著者：Khenchen Ngawang Palzang、翻訳：Joseph McClellan、編集支援：Ninjyed N.T.、2024年

原文	人間による翻訳	機械翻訳
གྲུབ་བརྒྱའི་སྤྱི་མེས་པཎ་ཆེན་བི་མ་ལ། ། བསམ་བཞིན་སྤྲུལ་པའི་ཟློས་གར་ཉེར་བཟུང་བ། ། རྒྱལ་བའི་དབང་པོ་ཀློང་ཆེན་རབ་འབྱམས་པ། ། འདི་ཙམ་མ་ཡིན་ཚེ་རབས་གཏན་གྱི་སྐྱབས། །	Grandsire of a hundred siddhas—great scholar, Vimalamitra, And you who fully embraced the spectacle of intentional emanation, Lord of conquerors, Longchen Rabjam— You are my unfailing refuge; not just now, but in the concatenation of my lives.	Great paṇḍita Vimalamitra, forefather of hundreds of siddhas, Manifesting in the form of a play, Lord of the victorious ones, Longchen Rabjam, Not just this but the constant refuge throughout all my lives,

「すべての恐怖からの保護真実の空行母の秘密蔵からの聖観音への祈り」より

著者：Sera Khandro、翻訳：Adam Pearcey、2025年

原文	人間による翻訳	機械翻訳
ཀ་དག་སྤྲོས་བྲལ་འོད་གསལ་རིག་པའི་དབྱིངས༔ ལྷུན་གྲུབ་སྣང་ཆ་མ་འགགས་སྒྱུ་འཕྲུལ་གར༔ ཐུགས་རྗེ་རྒྱལ་བ་ཀུན་གྱི་ཡུམ་གཅིག་མ༔ རྗེ་བཙུན་ཨཱརྗེ་ཏཱ་རེ་ཚེ་སྦྱིན་དཔལ༔ གསོལ་བ་འདེབས་སོ་རླུང་སེམས་དབང་བསྡུས་ནས༔ ཚེ་དང་བསོད་ནམས་འཕེལ་བར་མཛད་དུ་གསོལ༔	Out of the primordially pure unelaborate space of luminous awareness, As the magical manifestation of unobstructed spontaneous presence, Arises the compassionate one, the one and only mother of all victorious ones, Noble Lady Ārya Tārā, glorious bestower of longevity, To you I pray!
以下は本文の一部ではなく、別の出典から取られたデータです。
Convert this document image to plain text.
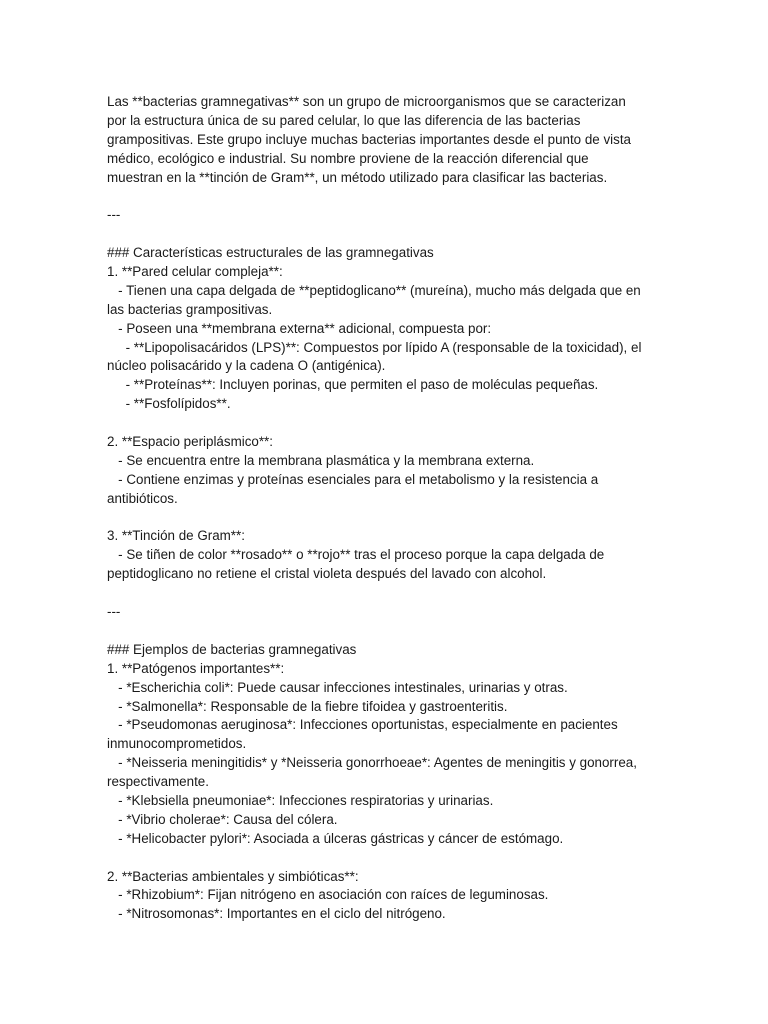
Las **bacterias gramnegativas** son un grupo de microorganismos que se caracterizan

por la estructura única de su pared celular, lo que las diferencia de las bacterias

grampositivas. Este grupo incluye muchas bacterias importantes desde el punto de vista

médico, ecológico e industrial. Su nombre proviene de la reacción diferencial que

muestran en la **tinción de Gram**, un método utilizado para clasificar las bacterias.

---

### Características estructurales de las gramnegativas

1. **Pared celular compleja**:

- Tienen una capa delgada de **peptidoglicano** (mureína), mucho más delgada que en

las bacterias grampositivas.

- Poseen una **membrana externa** adicional, compuesta por:

- **Lipopolisacáridos (LPS)**: Compuestos por lípido A (responsable de la toxicidad), el

núcleo polisacárido y la cadena O (antigénica).

- **Proteínas**: Incluyen porinas, que permiten el paso de moléculas pequeñas.

- **Fosfolípidos**.

2. **Espacio periplásmico**:

- Se encuentra entre la membrana plasmática y la membrana externa.

- Contiene enzimas y proteínas esenciales para el metabolismo y la resistencia a

antibióticos.

3. **Tinción de Gram**:

- Se tiñen de color **rosado** o **rojo** tras el proceso porque la capa delgada de

peptidoglicano no retiene el cristal violeta después del lavado con alcohol.

---

### Ejemplos de bacterias gramnegativas

1. **Patógenos importantes**:

- *Escherichia coli*: Puede causar infecciones intestinales, urinarias y otras.

- *Salmonella*: Responsable de la fiebre tifoidea y gastroenteritis.

- *Pseudomonas aeruginosa*: Infecciones oportunistas, especialmente en pacientes

inmunocomprometidos.

- *Neisseria meningitidis* y *Neisseria gonorrhoeae*: Agentes de meningitis y gonorrea,

respectivamente.

- *Klebsiella pneumoniae*: Infecciones respiratorias y urinarias.

- *Vibrio cholerae*: Causa del cólera.

- *Helicobacter pylori*: Asociada a úlceras gástricas y cáncer de estómago.

2. **Bacterias ambientales y simbióticas**:

- *Rhizobium*: Fijan nitrógeno en asociación con raíces de leguminosas.

- *Nitrosomonas*: Importantes en el ciclo del nitrógeno.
Take control of my vital winds and mind, And increase my lifespan and merit!	Within the space of awareness—primordial purity free of elaboration— Illusory dance of spontaneously present appearances unceasing Only mother of all the buddhas of compassion Noble Ārya Tārā glorious Tārā To you I pray: bringing the vāyu-mind under control And increase our lifespan and merit.